Miller pokes his head in the door. “Twenty minutes, ladies,” he says.
“Thank you, twenty,” says Val.
“So who’s coming out with me after?” says Louis, the baby of the cast, plopping into their couch. The men have their own dressing room, but they’ve decided it’s too crowded, so they spend their pre-show in the women’s.
“How can you even think of going out after?” asks Mr. Lies. “I’m exhausted already. I’m still working through exhausted from three days ago. I’ll never catch up.”
“That’s because you’re ancient,” says Louis. “The theater’s no place for relics.”
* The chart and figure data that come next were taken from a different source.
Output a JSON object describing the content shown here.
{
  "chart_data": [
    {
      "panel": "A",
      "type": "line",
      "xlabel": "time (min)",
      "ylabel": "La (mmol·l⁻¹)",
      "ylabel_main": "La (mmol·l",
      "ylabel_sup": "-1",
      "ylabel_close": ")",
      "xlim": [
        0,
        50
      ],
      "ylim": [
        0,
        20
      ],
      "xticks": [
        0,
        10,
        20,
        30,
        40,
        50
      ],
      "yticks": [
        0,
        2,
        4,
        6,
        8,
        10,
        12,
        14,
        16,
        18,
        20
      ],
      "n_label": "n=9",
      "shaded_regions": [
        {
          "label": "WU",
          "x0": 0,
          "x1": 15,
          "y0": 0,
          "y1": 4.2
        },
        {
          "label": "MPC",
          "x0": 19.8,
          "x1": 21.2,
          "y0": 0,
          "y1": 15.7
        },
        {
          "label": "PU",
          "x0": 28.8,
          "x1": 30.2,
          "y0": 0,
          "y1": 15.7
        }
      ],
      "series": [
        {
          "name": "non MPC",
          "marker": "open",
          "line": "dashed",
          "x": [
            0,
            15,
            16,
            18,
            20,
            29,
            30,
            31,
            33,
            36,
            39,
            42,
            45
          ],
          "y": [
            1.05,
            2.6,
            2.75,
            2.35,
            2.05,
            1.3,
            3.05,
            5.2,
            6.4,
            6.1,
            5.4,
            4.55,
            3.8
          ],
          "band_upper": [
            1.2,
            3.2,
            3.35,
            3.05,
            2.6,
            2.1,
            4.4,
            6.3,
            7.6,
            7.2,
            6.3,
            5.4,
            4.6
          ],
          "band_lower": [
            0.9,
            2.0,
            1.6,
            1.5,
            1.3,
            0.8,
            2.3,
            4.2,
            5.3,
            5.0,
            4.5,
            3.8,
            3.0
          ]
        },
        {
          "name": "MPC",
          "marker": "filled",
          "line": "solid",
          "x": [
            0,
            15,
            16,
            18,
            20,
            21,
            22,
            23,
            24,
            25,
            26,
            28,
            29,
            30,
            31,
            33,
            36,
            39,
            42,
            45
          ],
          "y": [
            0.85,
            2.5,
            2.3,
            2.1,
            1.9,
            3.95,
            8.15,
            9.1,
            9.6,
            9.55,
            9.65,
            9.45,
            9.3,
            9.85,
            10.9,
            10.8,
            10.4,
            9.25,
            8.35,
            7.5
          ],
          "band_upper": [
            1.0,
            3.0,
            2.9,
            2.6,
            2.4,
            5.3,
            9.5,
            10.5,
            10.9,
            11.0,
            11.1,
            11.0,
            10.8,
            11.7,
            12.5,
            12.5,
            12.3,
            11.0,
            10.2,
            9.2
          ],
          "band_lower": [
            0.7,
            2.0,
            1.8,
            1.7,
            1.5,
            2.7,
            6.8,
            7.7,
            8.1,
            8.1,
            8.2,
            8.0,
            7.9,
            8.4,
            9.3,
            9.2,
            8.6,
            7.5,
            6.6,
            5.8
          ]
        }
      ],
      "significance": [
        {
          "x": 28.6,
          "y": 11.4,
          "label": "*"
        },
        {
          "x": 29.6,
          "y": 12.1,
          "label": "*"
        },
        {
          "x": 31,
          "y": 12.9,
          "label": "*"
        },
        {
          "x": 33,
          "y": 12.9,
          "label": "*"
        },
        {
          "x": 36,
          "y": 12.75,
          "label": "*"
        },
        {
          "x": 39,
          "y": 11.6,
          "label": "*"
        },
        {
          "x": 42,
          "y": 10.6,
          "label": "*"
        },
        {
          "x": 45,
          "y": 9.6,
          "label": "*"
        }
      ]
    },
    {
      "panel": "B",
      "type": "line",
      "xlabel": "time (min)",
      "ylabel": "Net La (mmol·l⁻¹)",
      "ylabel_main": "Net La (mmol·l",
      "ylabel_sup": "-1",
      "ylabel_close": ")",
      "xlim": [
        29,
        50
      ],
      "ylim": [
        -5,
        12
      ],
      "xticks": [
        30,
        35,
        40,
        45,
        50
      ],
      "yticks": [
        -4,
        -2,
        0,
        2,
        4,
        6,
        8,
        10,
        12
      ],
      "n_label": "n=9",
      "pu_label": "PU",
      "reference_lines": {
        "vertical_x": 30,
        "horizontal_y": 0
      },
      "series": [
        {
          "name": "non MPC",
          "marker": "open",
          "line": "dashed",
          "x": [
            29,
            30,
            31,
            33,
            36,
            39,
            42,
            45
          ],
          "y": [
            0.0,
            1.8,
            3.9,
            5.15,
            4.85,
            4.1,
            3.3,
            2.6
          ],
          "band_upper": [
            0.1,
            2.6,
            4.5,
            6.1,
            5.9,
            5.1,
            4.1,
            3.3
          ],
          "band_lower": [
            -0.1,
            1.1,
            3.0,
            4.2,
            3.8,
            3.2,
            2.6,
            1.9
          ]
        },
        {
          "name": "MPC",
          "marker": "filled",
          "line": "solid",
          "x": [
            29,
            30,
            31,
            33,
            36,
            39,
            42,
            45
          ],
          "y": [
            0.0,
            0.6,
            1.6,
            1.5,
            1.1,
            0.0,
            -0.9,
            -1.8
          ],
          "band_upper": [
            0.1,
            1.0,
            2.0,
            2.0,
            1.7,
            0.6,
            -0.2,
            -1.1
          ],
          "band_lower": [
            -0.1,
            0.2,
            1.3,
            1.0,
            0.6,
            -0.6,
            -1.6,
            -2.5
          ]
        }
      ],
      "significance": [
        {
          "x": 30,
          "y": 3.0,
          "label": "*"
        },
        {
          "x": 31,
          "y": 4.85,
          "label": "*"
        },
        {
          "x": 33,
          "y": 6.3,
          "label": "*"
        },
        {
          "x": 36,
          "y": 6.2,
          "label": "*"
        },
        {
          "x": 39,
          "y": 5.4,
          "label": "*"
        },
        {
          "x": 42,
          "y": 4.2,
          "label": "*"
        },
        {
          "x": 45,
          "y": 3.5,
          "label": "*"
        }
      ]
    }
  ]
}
“Dear, did you want to go through one-seven?” Prior asks Val. He seats himself on Louis’s feet.
“What are you doing in my
hallucination
?” says Roy Cohn, who knows everyone’s lines by heart. Last night Val said, “What are you doing in my dream?” It botched Prior’s next line, which should have been “It’s not your hallucination, it’s my dream.” Prior made a quick recovery, but for the rest of the scene they both sounded wary each time they used the words
hallucination
and
dream
,
not sure which was which.
“I’m fine,” says Val.
“You were great in three-three last night,” says Mr. Lies.
“She always hits her stride in the third act,” says Prior.
“You know Lookingglass in Chicago’s going to do the whole thing this summer?” says Louis. He’s paging through his script.
“Fifteen minutes,” says Miller from the door.
“Thank you, fifteen,” they all chant.
“Christ, how long is that?” says Mr. Lies.
“Six and a half hours,” says Roy Cohn. “Seven with the intermission.”
“Speaking of the whole thing—” says the Angel.
“Don’t start,” says Val.
“Has someone not signed on for
’Stroika
?” says Prior, making a face of mock horror.
“Someone has not,” says the Angel.
“Oh, now, Valerie,” says Prior, “you can’t leave us. Don’t you know Grant has a vision?” He says this word so its second syllable thumps down onto the floor like a dead body, exactly the way Grant, their director, says it. “How could you abandon Grant’s vision?”
“I’m not sure I’ll be up for leaving Alex alone for another run,” says Val.
“Bring him to the shows,” says Prior. “We’re all excellent role models for a kid.”
“They run too late,” says Val. “He’s in bed.”
“He could sleep on the couch in our dressing room,” says Mr. Lies.
“Er,” says Prior, “maybe not on
that
couch.”
“You’re disgusting,” says Roy Cohn.
“You’re jealous,” says Prior.
“Ten minutes,” says Miller.
“Thank you, ten,” they chorus.
“Anyway, you can’t leave it half-finished,” says Prior. “Imagine your Harper forever in the freezer at the end of three-three.”
“Or some other actress getting her grubby fingerprints all over your Harper,” says Mr. Lies.
“And you’d miss us,” says Louis.
“Terribly,” says Prior.
“I’ve got the contract,” says Val. It’s been on the kitchen counter all week. “I just haven’t signed.”
“We’ll forge her signature while she’s on stage,” says the Angel.
“We’ll kidnap her and lock her in the theater forever,” says Prior.
“’
Stroika
lasts about forever,” says Roy Cohn.
“Whatever,” says Prior. “I’ll play Harper, too. I’ll do the whole play on my own, all seven hours.”
“Calm it down, boys,” says Mr. Lies.
“Five minutes,” says Miller.
“Thank you, five,” they say. The five-minute call serves as the death knell for horseplay. Louis and Prior lean over each of Val’s shoulders and check themselves in her mirror. Mr. Lies stands and smooths out the creases that have formed in his pants.
In the low thrum of these last minutes of prep, Val lets her mind scatter and diffuse. When she thinks of Harper, she thinks of an abscess, a hole slowly growing at the center of a self, with bits of the person toppling in over its edge.
“Remember,” says Roy Cohn, “it’s a hallucination, not a dream.”